(advent) December 7


Thursday, December 7

Normally at 1 pm, all four children would have been in school, but instead, they were at CrossWinds Books, waiting impatiently for their ride to the Snow Queen’s palace, and taking bets on who it was who was going to pick them up.

“I’ll bet it’s Old Man Winter,” Kaylee said confidently. “In his sledge. And he’s going to let me drive.”

“I doubt it,” her sister said dryly. “Letting you drive to the skating cove is one thing. He won’t let you drive it on the Roads. Besides, I’ll bet it’s Pavel coming to get us.”

“He will too!” Kaylee flared.

It doesn’t matter, Jack said, inserting himself between the two of them. Maybe it won’t be either of them.

“Who else could it be?” Gideon asked.

She has other servants, Schrodinger said. Maybe she’ll send one of them instead. Or Ember.

Ooh, Ember! That would be cool! Aurora said, dancing a little.

“But how could Ember get us?” Zoey said. “She can’t drive anything, can she?”

She’s a dragon, Aurora said. She can do probably anything.

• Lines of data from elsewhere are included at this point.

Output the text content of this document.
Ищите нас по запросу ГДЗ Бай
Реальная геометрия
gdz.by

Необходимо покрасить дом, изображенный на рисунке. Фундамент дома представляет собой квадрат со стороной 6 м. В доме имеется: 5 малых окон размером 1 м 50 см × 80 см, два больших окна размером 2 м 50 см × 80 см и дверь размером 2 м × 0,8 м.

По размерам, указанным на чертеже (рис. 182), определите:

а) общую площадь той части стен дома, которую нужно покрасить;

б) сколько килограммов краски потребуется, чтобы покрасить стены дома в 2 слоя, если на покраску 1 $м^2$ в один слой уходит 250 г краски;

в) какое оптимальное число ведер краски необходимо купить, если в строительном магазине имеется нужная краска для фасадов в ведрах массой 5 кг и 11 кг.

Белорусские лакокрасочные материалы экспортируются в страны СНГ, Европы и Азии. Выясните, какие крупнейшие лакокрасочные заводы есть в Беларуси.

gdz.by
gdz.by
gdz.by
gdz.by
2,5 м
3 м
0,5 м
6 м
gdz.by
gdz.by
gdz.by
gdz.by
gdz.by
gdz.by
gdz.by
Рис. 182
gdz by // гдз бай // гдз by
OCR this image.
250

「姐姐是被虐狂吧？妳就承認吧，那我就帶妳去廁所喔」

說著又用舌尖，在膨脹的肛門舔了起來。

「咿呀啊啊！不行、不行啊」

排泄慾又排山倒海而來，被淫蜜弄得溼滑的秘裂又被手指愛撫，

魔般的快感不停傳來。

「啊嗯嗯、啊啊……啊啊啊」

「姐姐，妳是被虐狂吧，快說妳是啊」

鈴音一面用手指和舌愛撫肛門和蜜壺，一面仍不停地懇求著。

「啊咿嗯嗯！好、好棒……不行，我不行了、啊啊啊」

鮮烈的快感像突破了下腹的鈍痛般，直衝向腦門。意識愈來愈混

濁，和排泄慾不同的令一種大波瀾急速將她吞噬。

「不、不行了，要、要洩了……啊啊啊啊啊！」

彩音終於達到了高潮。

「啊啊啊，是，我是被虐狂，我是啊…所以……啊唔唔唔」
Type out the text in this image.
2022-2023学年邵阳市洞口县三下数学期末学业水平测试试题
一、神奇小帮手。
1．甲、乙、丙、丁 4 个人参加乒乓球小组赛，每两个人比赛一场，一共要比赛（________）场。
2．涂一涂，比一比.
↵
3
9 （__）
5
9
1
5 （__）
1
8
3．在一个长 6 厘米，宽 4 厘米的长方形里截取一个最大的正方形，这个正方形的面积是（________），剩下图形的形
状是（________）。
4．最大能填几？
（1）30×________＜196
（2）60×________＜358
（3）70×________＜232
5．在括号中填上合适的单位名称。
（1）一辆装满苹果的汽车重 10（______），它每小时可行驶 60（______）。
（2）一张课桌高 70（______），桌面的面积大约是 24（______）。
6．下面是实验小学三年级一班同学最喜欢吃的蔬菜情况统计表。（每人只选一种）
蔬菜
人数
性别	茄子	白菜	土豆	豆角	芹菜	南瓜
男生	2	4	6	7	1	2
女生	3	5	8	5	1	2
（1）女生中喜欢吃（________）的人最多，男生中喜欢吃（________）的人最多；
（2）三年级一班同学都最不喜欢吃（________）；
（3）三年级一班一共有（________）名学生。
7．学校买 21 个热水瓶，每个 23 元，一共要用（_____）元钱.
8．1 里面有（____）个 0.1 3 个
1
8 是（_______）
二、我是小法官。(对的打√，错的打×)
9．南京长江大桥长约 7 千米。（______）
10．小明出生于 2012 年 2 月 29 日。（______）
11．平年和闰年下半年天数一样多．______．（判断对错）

That’s true, Schrodinger said.

They were dressed in what Aunt Margie had termed their Sunday best. Lily, Kaylee, and Zoey were in pretty dresses and warm leggings, with bows in their hair (Zoey’s on her braids, Lily and Kaylee with theirs on headbands). Gideon was in grey, with pressed pants and a neat vest, a bow tie, and a crisp white shirt. He even had a trilby on his head, with a band that matched his bow tie. Schrodinger and Jack wore their bow ties as well, and Aurora had a bow on her collar. Molly thought they all looked adorable.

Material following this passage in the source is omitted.